I'm wrecking my kitchen carefully
But I'm keeping your dinner warm.”

The humor of these lines deflects some of the pain and gives a nod to punk nihilism, but clearly, as in “Because I Do,” this person cares, enough to “[keep] on trying.”

Although many of these marriage songs are written from a nominally female perspective, the complicated emotions they illuminate are gender-interchangeable, a feeling reinforced by the fact that almost all X songs are at least in part harmony duets between Exene and John Doe. Their harmonies are famously unique, full-throated yet folky and minor-key, exemplifying the band’s straddle of country and punk and reinforcing the sense of brokenness and uncertainty that pervades the lyrics. For example, the almost shouted chorus to When Our Love Passed Out on the Couch:

“I hate it
I love you
I hate that I
Need to know what you do.”

Evident here are the warring and passionate impulses of desire for control over one’s spouse versus the uncomfortable awareness of utter selfishness out of which such a desire could manifest. The song posits an uneasy and precarious balance between love and unhealthy obsession, which itself is evidence of love! That kind of complexity and granular emotional truth is rare in any genre of pop song.
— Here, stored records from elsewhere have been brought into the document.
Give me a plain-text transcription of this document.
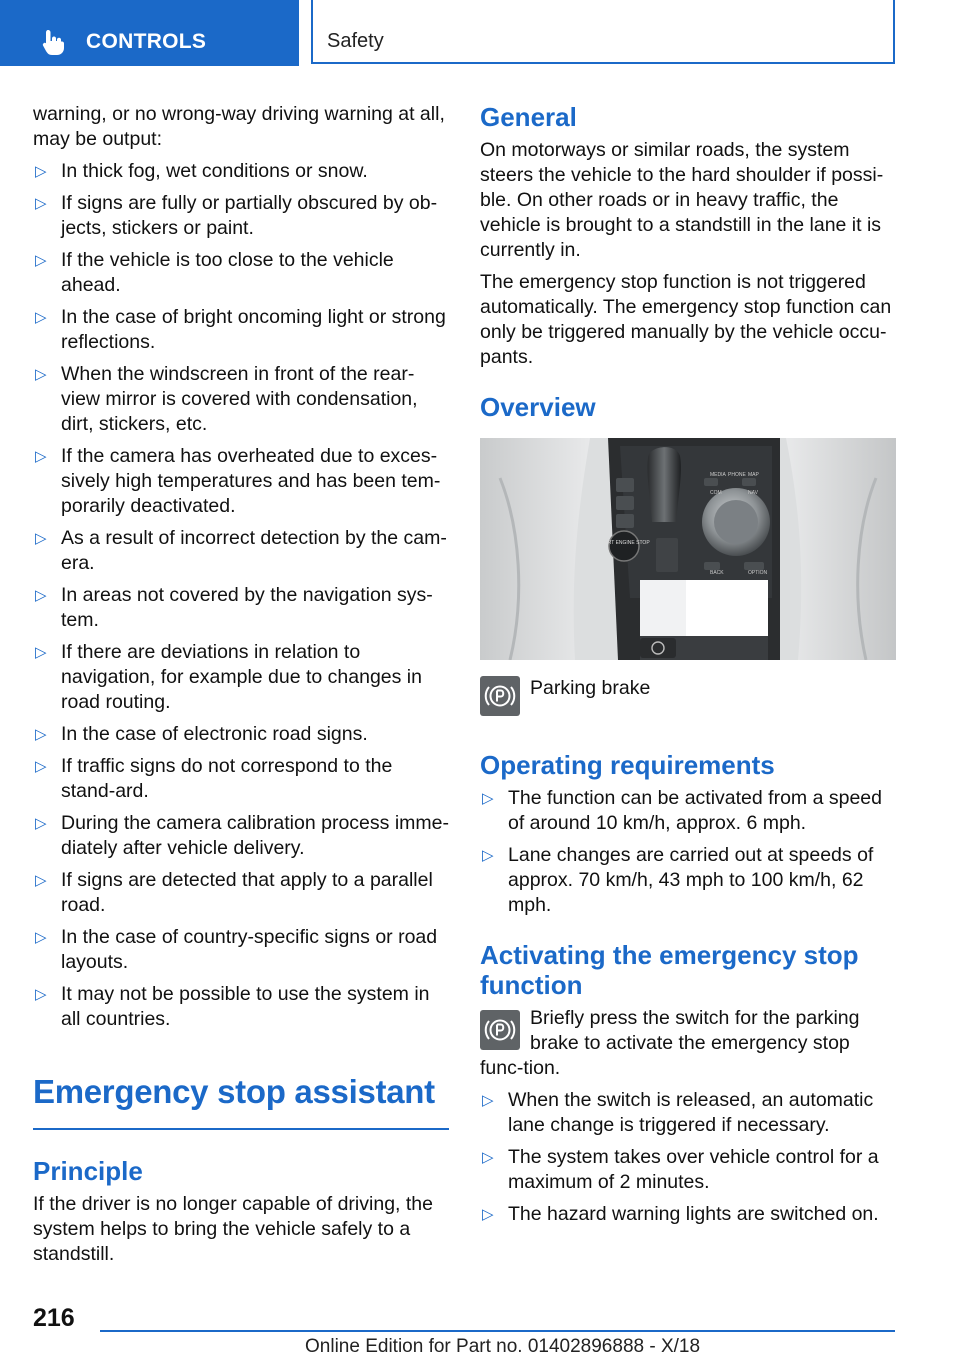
CONTROLS	Safety

warning, or no wrong-way driving warning at all, may be output:

▷ In thick fog, wet conditions or snow.
▷ If signs are fully or partially obscured by ob-jects, stickers or paint.
▷ If the vehicle is too close to the vehicle ahead.
▷ In the case of bright oncoming light or strong reflections.
▷ When the windscreen in front of the rear-view mirror is covered with condensation, dirt, stickers, etc.
▷ If the camera has overheated due to exces-sively high temperatures and has been tem-porarily deactivated.
▷ As a result of incorrect detection by the cam-era.
▷ In areas not covered by the navigation sys-tem.
▷ If there are deviations in relation to navigation, for example due to changes in road routing.
▷ In the case of electronic road signs.
▷ If traffic signs do not correspond to the stand-ard.
▷ During the camera calibration process imme-diately after vehicle delivery.
▷ If signs are detected that apply to a parallel road.
▷ In the case of country-specific signs or road layouts.
▷ It may not be possible to use the system in all countries.
Emergency stop assistant
Principle

If the driver is no longer capable of driving, the system helps to bring the vehicle safely to a standstill.

General

On motorways or similar roads, the system steers the vehicle to the hard shoulder if possi-ble. On other roads or in heavy traffic, the vehicle is brought to a standstill in the lane it is currently in.

The emergency stop function is not triggered automatically. The emergency stop function can only be triggered manually by the vehicle occu-pants.

Overview
START ENGINE STOP
MEDIA PHONE MAP
COM	NAV
BACK	OPTION
Parking brake
Operating requirements
▷ The function can be activated from a speed of around 10 km/h, approx. 6 mph.
▷ Lane changes are carried out at speeds of approx. 70 km/h, 43 mph to 100 km/h, 62 mph.
Activating the emergency stop function

Briefly press the switch for the parking brake to activate the emergency stop func-tion.

▷ When the switch is released, an automatic lane change is triggered if necessary.
▷ The system takes over vehicle control for a maximum of 2 minutes.
▷ The hazard warning lights are switched on.
216
Online Edition for Part no. 01402896888 - X/18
If it is impossible or at least rare to find a perfect marriage, it is also rare to find a marriage where everything is broken. To what degree these songs represent the truth of John Doe and Exene’s relationship, I do not know, but “Some Other Time” perhaps provides some context for how they were able to stay together for so long. Exene begins the song with the appeal “Let’s not talk about bombs / Or the brain impulses of severed limbs,” graphic metaphors for the ugly arguments they indulge in. While recognizing that arguments are part of marriage, Some Other Time declares that arguments must sometimes be set aside. The chorus imposes limits on discord, and admits that being right is not always necessary or even desirable:

“It’s very bad luck to draw the line
On the night before the world ends.
We can draw the line
Some other time.”

The implication is that if the arguments continue one more night, the marriage will be over, and that possibility is not worth one more argument; in fact, a divorce would feel apocalyptic. Exene sings that she “dreams of you between nightmares and wars” and implores her partner to “take me for a ride / Drink and drive down to the L.A. riverbed.” “Some Other Time” is X’s silly love song, although it positions itself in an anti-romantic punk context: the L.A. riverbed is no moonlit beach or candlelight dinner. But then, how jarring would a cliche like a moonlit beach be in a song like this, for a band like this? X doesn’t do pop cliches. And of course, for this couple any resolution or truce is liable to be temporary or fleeting, as Exene promises in the last verse, “I’ll make no mistakes / And I’ll behave.” The fact that she has to say so is a playful hint that danger still lurks, and that if not tonight, some other time that line will be drawn once more.